Parkinsonian features in aging GFAP.HMOX1 transgenic mice overexpressing human HO-1 in the astroglial compartment.

Epigenetic influences mediating brain iron deposition, oxidative mitochondrial injury, and macroautophagy in Parkinson disease and related conditions remain enigmatic. Here, we show that selective overexpression of the stress protein, heme oxygenase-1 (HO-1) in astrocytes of GFAP.HMOX1 transgenic mice between 8.5 and 19 months of age results in nigrostriatal hypodopaminergia associated with locomotor incoordination and stereotypy; downregulation of tyrosine hydroxylase, DAT, LMX1B, Nurr1, Pitx3 and DJ-1 mRNA and/or protein; overproduction of α-synuclein and ubiquitin; oxidative stress; basal ganglia siderosis; mitochondrial damage/mitophagy; and augmented GABAergic systems (increased GABA, GAD67 and reelin). The neurophenotype of these GFAP.HMOX18.5-19m mice is highly consistent with parkinsonism and differs dramatically from the schizophrenia-like features previously documented in younger GFAP.HMOX10-12m mice. Common stressors may elicit either early-onset developmental (schizophrenia) or later-life degenerative (PD) brain disorders depending on whether the glial HO-1 response is engaged prior to or following the maturation of dopaminergic circuitry. Curtailment of glial HO-1 transduction at strategic points of the life course may confer neuroprotection in human degenerative and developmental central nervous system disorders.

Astroglial heme oxygenase-1 and the origin of corpora amylacea in aging and degenerating neural tissues.
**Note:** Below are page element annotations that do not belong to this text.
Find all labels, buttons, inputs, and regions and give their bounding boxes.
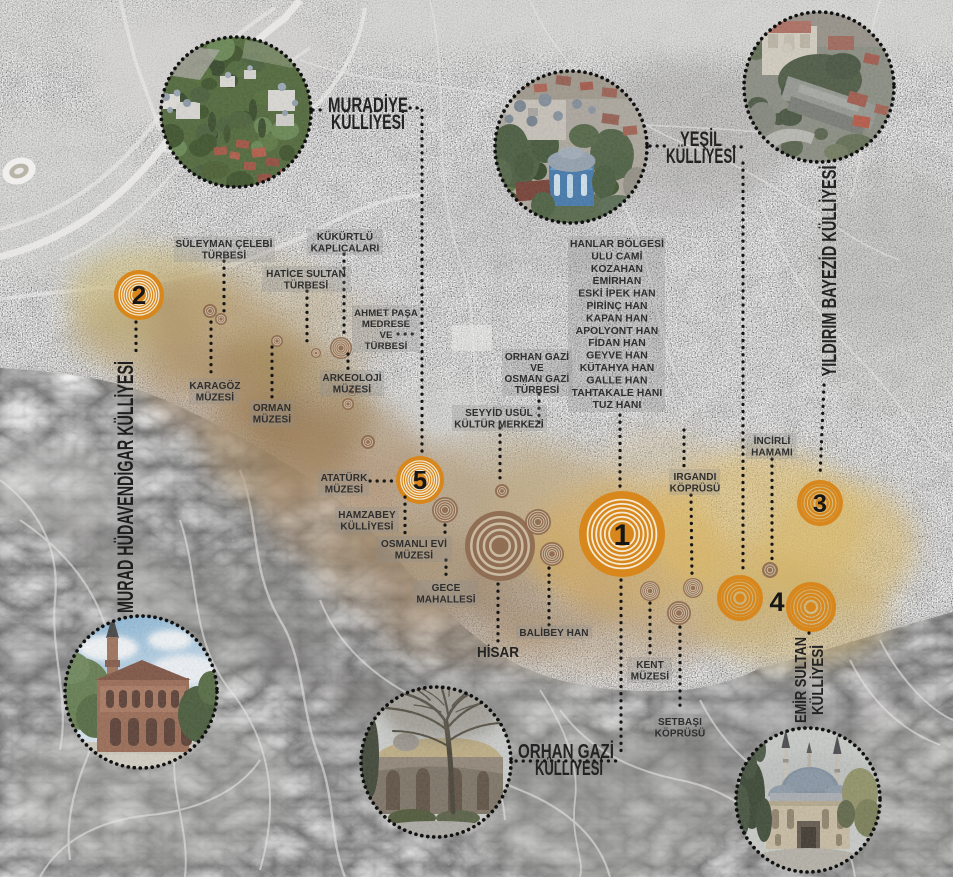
svg-text:ORHAN GAZİ: ORHAN GAZİ — [505, 350, 569, 363]
svg-text:KÜTAHYA HAN: KÜTAHYA HAN — [580, 361, 655, 374]
svg-text:MÜZESİ: MÜZESİ — [325, 482, 363, 495]
svg-text:MÜZESİ: MÜZESİ — [631, 669, 669, 682]
svg-text:KAPLICALARI: KAPLICALARI — [311, 243, 380, 254]
svg-text:MÜZESİ: MÜZESİ — [395, 548, 433, 561]
svg-text:KÖPRÜSÜ: KÖPRÜSÜ — [670, 481, 721, 494]
svg-text:KÜLLİYESİ: KÜLLİYESİ — [666, 145, 736, 168]
svg-text:MAHALLESİ: MAHALLESİ — [416, 592, 475, 605]
svg-text:KOZAHAN: KOZAHAN — [591, 264, 643, 275]
svg-text:TÜRBESİ: TÜRBESİ — [365, 341, 408, 352]
svg-text:BALİBEY HAN: BALİBEY HAN — [519, 626, 588, 639]
svg-text:PİRİNÇ HAN: PİRİNÇ HAN — [586, 299, 647, 312]
svg-text:MÜZESİ: MÜZESİ — [253, 412, 291, 425]
svg-text:HAMAMI: HAMAMI — [751, 447, 793, 458]
svg-text:OSMAN GAZİ: OSMAN GAZİ — [505, 372, 570, 385]
svg-text:VE: VE — [380, 330, 393, 341]
svg-text:TÜRBESİ: TÜRBESİ — [515, 383, 560, 396]
svg-text:5: 5 — [413, 465, 427, 495]
svg-text:ORMAN: ORMAN — [253, 403, 291, 414]
svg-text:HAMZABEY: HAMZABEY — [338, 510, 396, 521]
svg-text:VE: VE — [530, 363, 544, 374]
svg-text:GALLE HAN: GALLE HAN — [587, 375, 648, 386]
svg-text:FİDAN HAN: FİDAN HAN — [588, 336, 646, 349]
svg-text:KÜLLİYESİ: KÜLLİYESİ — [331, 111, 405, 134]
svg-text:2: 2 — [132, 280, 146, 310]
svg-text:KÜKÜRTLÜ: KÜKÜRTLÜ — [317, 230, 373, 243]
svg-text:ATATÜRK: ATATÜRK — [321, 471, 368, 484]
svg-text:SÜLEYMAN ÇELEBİ: SÜLEYMAN ÇELEBİ — [175, 237, 272, 250]
svg-text:KÜLLİYESİ: KÜLLİYESİ — [340, 519, 393, 532]
svg-text:İNCİRLİ: İNCİRLİ — [754, 434, 791, 447]
svg-text:MURAD HÜDAVENDİGAR KÜLLİYESİ: MURAD HÜDAVENDİGAR KÜLLİYESİ — [113, 361, 138, 613]
svg-text:KÜLLİYESİ: KÜLLİYESİ — [535, 757, 603, 780]
svg-text:KAPAN HAN: KAPAN HAN — [586, 313, 648, 324]
svg-text:APOLYONT HAN: APOLYONT HAN — [576, 326, 659, 337]
svg-text:TUZ HANI: TUZ HANI — [593, 400, 642, 411]
svg-text:IRGANDI: IRGANDI — [674, 472, 717, 483]
svg-text:OSMANLI EVİ: OSMANLI EVİ — [381, 537, 447, 550]
svg-text:TÜRBESİ: TÜRBESİ — [202, 248, 247, 261]
svg-text:AHMET PAŞA: AHMET PAŞA — [354, 308, 418, 319]
svg-text:KÖPRÜSÜ: KÖPRÜSÜ — [655, 726, 706, 739]
svg-text:MÜZESİ: MÜZESİ — [196, 390, 234, 403]
svg-text:HİSAR: HİSAR — [477, 644, 519, 661]
svg-text:ESKİ İPEK HAN: ESKİ İPEK HAN — [578, 287, 655, 300]
svg-text:GECE: GECE — [432, 583, 461, 594]
svg-text:KENT: KENT — [636, 660, 664, 671]
svg-text:TÜRBESİ: TÜRBESİ — [284, 278, 329, 291]
svg-text:SEYYİD USÜL: SEYYİD USÜL — [465, 406, 533, 419]
svg-text:HANLAR BÖLGESİ: HANLAR BÖLGESİ — [570, 237, 664, 250]
svg-text:SETBAŞI: SETBAŞI — [658, 717, 702, 728]
svg-text:3: 3 — [813, 490, 827, 518]
svg-text:TAHTAKALE HANI: TAHTAKALE HANI — [572, 388, 663, 399]
svg-text:HATİCE SULTAN: HATİCE SULTAN — [266, 267, 346, 280]
svg-text:KÜLLİYESİ: KÜLLİYESİ — [808, 645, 827, 715]
svg-text:ULU CAMİ: ULU CAMİ — [591, 249, 642, 262]
svg-text:EMİRHAN: EMİRHAN — [593, 274, 642, 287]
svg-text:KARAGÖZ: KARAGÖZ — [189, 379, 240, 392]
svg-text:1: 1 — [614, 519, 631, 552]
svg-text:EMİR SULTAN: EMİR SULTAN — [792, 637, 810, 723]
svg-text:MÜZESİ: MÜZESİ — [333, 382, 371, 395]
svg-text:YILDIRIM BAYEZİD KÜLLİYESİ: YILDIRIM BAYEZİD KÜLLİYESİ — [818, 166, 841, 377]
svg-text:GEYVE HAN: GEYVE HAN — [586, 351, 648, 362]
svg-text:MEDRESE: MEDRESE — [362, 319, 411, 330]
svg-text:4: 4 — [769, 587, 784, 617]
svg-text:ARKEOLOJİ: ARKEOLOJİ — [322, 371, 381, 384]
svg-text:KÜLTÜR MERKEZİ: KÜLTÜR MERKEZİ — [454, 417, 544, 430]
BACKGROUND: Corpora amylacea (CA) are glycoproteinaceous (predominantly glial and extracellular) inclusions that accumulate in normal aging brain and, to a greater extent, in Alzheimer disease (AD). Previous pharmacological evidence suggested that up-regulation of endogenous heme oxygenase-1 (HO-1) in astrocytes promotes transformation of normal mitochondria to CA-like inclusions. Here, we determined whether 1) HMOX1 transfection fosters the accumulation of CA-like inclusions in cultured rat astroglia; 2) the HMOX1 transgene promotes CA formation in the brains of aging GFAP.HMOX1 mice; and 3) brain mitochondrial damage and CA biogenesis are augmented in persons with mild cognitive impairment (MCI), a harbinger of AD. METHODS: CA were ascertained in (i) neonatal rat astroglia transfected with flag-tagged human HO-1 cDNA, (ii) brain sections derived from 19month-old GFAP.HMOX1 and wild-type (WT) mice, and (iii) post-mortem hippocampal sections from individuals with mild (MCI) and no cognitive impairment (NCI) after staining with PAS or antisera against HO-1, ubiquitin (Ub), manganese superoxide dismutase (MnSOD), and α-synuclein or tyrosine hydroxylase (TH). RESULTS: HMOX1 transfection induced cytoplasmic vacuolation and the accumulation of PAS+ inclusions in cultured astroglia. Numerous CA-like inclusions stained with PAS and immunoreactive for HO-1, Ub and MnSOD were observed in the brains of GFAP.HMOX1 mice, but were rarely encountered in age-matched, WT controls. Numbers of HO-1-positive CA were significantly increased in certain hippocampal strata of MCI subjects relative to NCI preparations. MnSOD and Ub proteins co-localized to CA in both the control and MCI specimens. CONCLUSIONS: HO-1 promotes mitochondrial damage and CA biogenesis in astrocyte cultures and in the intact aging brain. CA formation is enhanced in the MCI hippocampus and thus occurs relatively early in the pathogenesis of AD. Glial HO-1 suppression may attenuate bioenergetic failure and slow disease progression in AD and other neurodegenerative conditions featuring accelerated accumulation of CA.